Nearly half of Liberal Democrat voters are ready to abandon the party over its backing for a hike in tuition fees, according to a poll.
Leader Nick Clegg’s personal ratings have also collapsed since he decided to renege on his general election pledge to oppose any increase.
The scale of the damage sustained by the Lib Dems from the issue was evident in research by Ipsos MORI for the News of the World.
Some 29% of those who previously voted for the party said they were much less likely to do so in future as a result of the u-turn, while 17% said they were somewhat less likely.
In April two-thirds of the public rated Mr Clegg as trustworthy, leading to him being hailed as the most loved politician since Winston Churchill.
But now, after making compromises to join the coalition and become Deputy Prime Minister, his standings have been turned on their head. Just a quarter of those questioned believed he could be trusted, compared to 61% who thought the opposite.
By contrast, the Tories have fared far better, with just a tenth of their voters saying they would be less likely to support the party in future.

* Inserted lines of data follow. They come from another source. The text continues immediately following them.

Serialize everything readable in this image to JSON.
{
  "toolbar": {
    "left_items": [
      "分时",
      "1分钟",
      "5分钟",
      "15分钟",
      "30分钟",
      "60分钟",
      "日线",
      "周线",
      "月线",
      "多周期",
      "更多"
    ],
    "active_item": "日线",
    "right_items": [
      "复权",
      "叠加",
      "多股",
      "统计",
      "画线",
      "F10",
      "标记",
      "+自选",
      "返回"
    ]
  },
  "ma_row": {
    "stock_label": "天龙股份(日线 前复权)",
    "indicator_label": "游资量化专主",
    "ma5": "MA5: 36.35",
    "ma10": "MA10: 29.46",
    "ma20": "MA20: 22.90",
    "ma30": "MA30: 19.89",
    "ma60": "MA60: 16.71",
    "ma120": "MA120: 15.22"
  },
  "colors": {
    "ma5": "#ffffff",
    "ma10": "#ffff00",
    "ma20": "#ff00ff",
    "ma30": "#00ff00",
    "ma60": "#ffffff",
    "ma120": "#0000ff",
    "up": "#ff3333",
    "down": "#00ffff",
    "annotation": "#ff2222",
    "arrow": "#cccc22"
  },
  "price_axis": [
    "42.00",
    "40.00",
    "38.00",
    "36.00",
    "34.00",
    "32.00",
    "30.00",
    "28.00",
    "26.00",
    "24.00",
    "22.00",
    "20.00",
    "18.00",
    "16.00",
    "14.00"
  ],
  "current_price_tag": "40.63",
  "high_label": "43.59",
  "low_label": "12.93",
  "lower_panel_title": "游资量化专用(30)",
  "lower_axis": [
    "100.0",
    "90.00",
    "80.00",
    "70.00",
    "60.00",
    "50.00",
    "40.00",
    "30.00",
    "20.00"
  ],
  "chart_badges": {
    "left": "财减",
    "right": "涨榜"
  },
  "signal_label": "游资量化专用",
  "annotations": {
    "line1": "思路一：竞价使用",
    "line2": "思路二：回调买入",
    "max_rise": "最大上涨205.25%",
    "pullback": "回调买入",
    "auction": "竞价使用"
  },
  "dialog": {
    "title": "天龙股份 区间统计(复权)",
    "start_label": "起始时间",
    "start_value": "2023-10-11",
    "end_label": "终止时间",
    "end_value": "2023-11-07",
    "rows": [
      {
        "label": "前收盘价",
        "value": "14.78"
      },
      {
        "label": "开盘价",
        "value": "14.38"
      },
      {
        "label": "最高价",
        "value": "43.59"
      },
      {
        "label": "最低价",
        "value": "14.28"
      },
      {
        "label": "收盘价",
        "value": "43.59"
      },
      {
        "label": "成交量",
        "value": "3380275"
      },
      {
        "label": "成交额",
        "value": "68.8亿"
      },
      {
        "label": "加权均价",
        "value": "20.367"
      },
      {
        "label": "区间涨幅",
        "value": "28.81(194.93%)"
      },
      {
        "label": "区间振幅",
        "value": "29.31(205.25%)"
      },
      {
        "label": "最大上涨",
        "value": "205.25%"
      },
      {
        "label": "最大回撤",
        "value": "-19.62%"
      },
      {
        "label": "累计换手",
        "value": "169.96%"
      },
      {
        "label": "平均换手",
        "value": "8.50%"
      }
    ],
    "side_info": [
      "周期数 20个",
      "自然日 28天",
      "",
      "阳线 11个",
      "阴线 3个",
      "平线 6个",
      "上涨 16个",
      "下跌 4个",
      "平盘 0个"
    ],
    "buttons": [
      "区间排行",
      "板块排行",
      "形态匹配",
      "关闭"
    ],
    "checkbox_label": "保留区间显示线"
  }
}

Some 41% find Prime Minister David Cameron trustworthy – only two points lower than before the election.
The poll also found widespread concern about the rise in tuition fees to a maximum of £9,000. Nearly two thirds of respondents opposed higher charges, with just 28% in favour.
Three out of four people thought it would make teenagers from deprived backgrounds less likely to go to university, and 46% of parents admitted the higher charges would put them off sending their children to university.
Ipsos MORI interviewed a representative sample of 809 adults from across Great Britain by telephone on December 9-10 2010. Data were weighted to match the profile of the population.